— Зачем она это делает?
— Я не знаю. Я не знаю. Не паникуй. Все будет хорошо.
Когда лифт остановился, Грант посмотрел на него с хрупкой надеждой, от которой у Джастина все внутри перевернулось.
Снова по коридору к их квартире, расположенной в зоне отдыха, в этот час им встретилось только несколько человек. Джастин снял карточку-ключ с защелки на кармане и с трудом ввел ее в прорезь. Его рука тряслась. Грант, вероятно, видел это.
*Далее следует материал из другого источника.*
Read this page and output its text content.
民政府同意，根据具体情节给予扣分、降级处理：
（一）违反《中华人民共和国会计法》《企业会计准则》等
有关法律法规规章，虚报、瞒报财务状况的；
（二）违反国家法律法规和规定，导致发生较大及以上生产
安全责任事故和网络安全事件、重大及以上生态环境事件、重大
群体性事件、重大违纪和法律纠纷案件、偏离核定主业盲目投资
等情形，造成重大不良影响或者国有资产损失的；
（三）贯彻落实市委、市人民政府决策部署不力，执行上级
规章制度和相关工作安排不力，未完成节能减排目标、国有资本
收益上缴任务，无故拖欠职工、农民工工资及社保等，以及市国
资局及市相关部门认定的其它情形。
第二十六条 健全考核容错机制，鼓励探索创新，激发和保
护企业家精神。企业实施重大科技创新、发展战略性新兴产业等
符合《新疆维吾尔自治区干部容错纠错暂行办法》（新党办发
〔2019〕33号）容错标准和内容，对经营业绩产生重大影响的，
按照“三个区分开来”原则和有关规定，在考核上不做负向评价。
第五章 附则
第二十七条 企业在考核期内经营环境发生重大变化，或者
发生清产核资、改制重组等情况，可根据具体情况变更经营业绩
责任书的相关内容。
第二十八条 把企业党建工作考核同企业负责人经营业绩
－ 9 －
«Никто не входил с тех пор, как последний раз пользовались этим ключом», — проговорил бесстрастный голос монитора, и зажегся свет на всем пути, через прихожую и голубую гостиную, в спальню, поскольку именно на это он запрограммировал свой монитор на случай появления в этот час.
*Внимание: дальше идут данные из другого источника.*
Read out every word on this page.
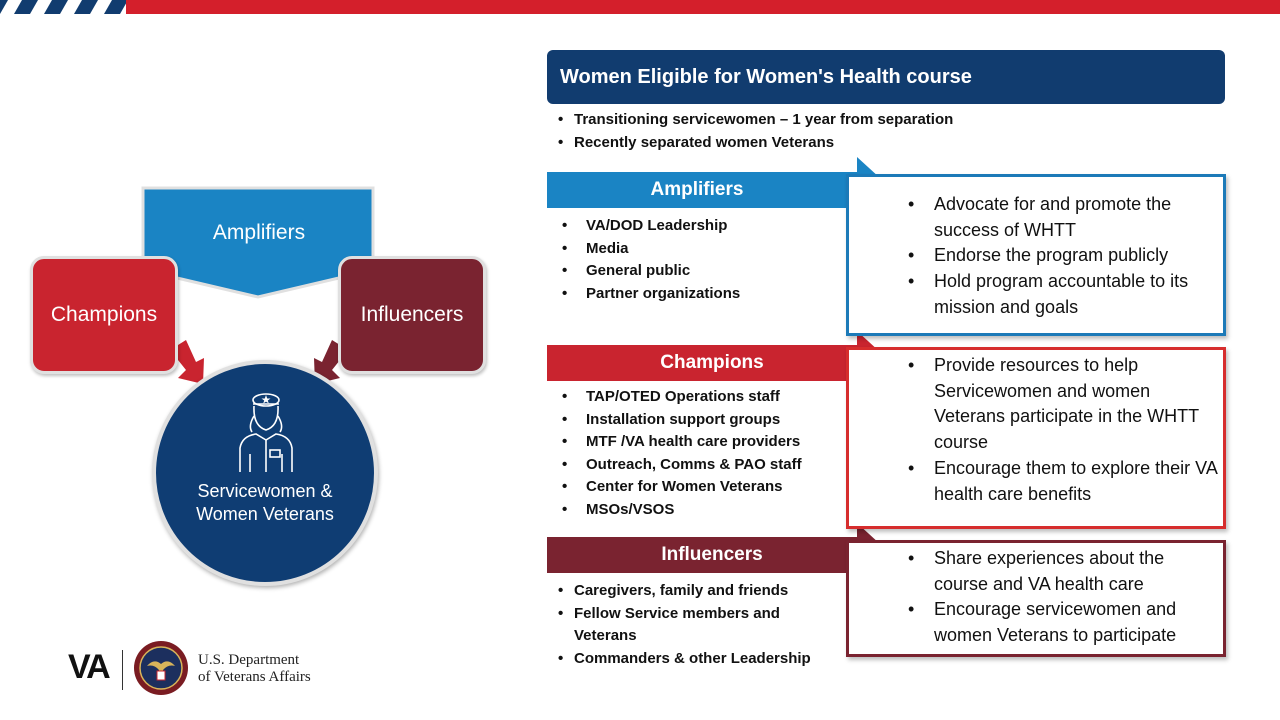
Amplifiers
Champions	Influencers
Servicewomen & Women Veterans
VA	U.S. Department
of Veterans Affairs
Women Eligible for Women's Health course
• Transitioning servicewomen – 1 year from separation
• Recently separated women Veterans
Amplifiers
Champions
Influencers
• VA/DOD Leadership
• Media
• General public
• Partner organizations
• TAP/OTED Operations staff
• Installation support groups
• MTF /VA health care providers
• Outreach, Comms & PAO staff
• Center for Women Veterans
• MSOs/VSOS
• Caregivers, family and friends
• Fellow Service members and Veterans
• Commanders & other Leadership
• Advocate for and promote the success of WHTT
• Endorse the program publicly
• Hold program accountable to its mission and goals
• Provide resources to help Servicewomen and women Veterans participate in the WHTT course
• Encourage them to explore their VA health care benefits
• Share experiences about the course and VA health care
• Encourage servicewomen and women Veterans to participate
— Грант Здесь, — пробормотал в сторону лампы в спальне Гранта, видимой сквозь левую арку.
— Я соберу свои вещи, — сказал Грант, и в первый раз проявил признаки надлома, когда с дрожью в голосе спросил: — Не следует ли нам позвать Джордана?
— Господи. — Джастин обнял его. Грант приник к нему, его била дрожь, и Джастин крепко обхватил его, пытаясь осознать ситуацию, в которой оказался, а также закон Резьюн, гласивший, что он не может защитить эйзи, который был его братом с тех пор, как он себя помнил.
Грант знал все, знал то же, что и он сам. У них с Грантом не было различий, никаких, кроме этой проклятой Х в номере Гранта, что делало его на всю жизнь собственностью Резьюн.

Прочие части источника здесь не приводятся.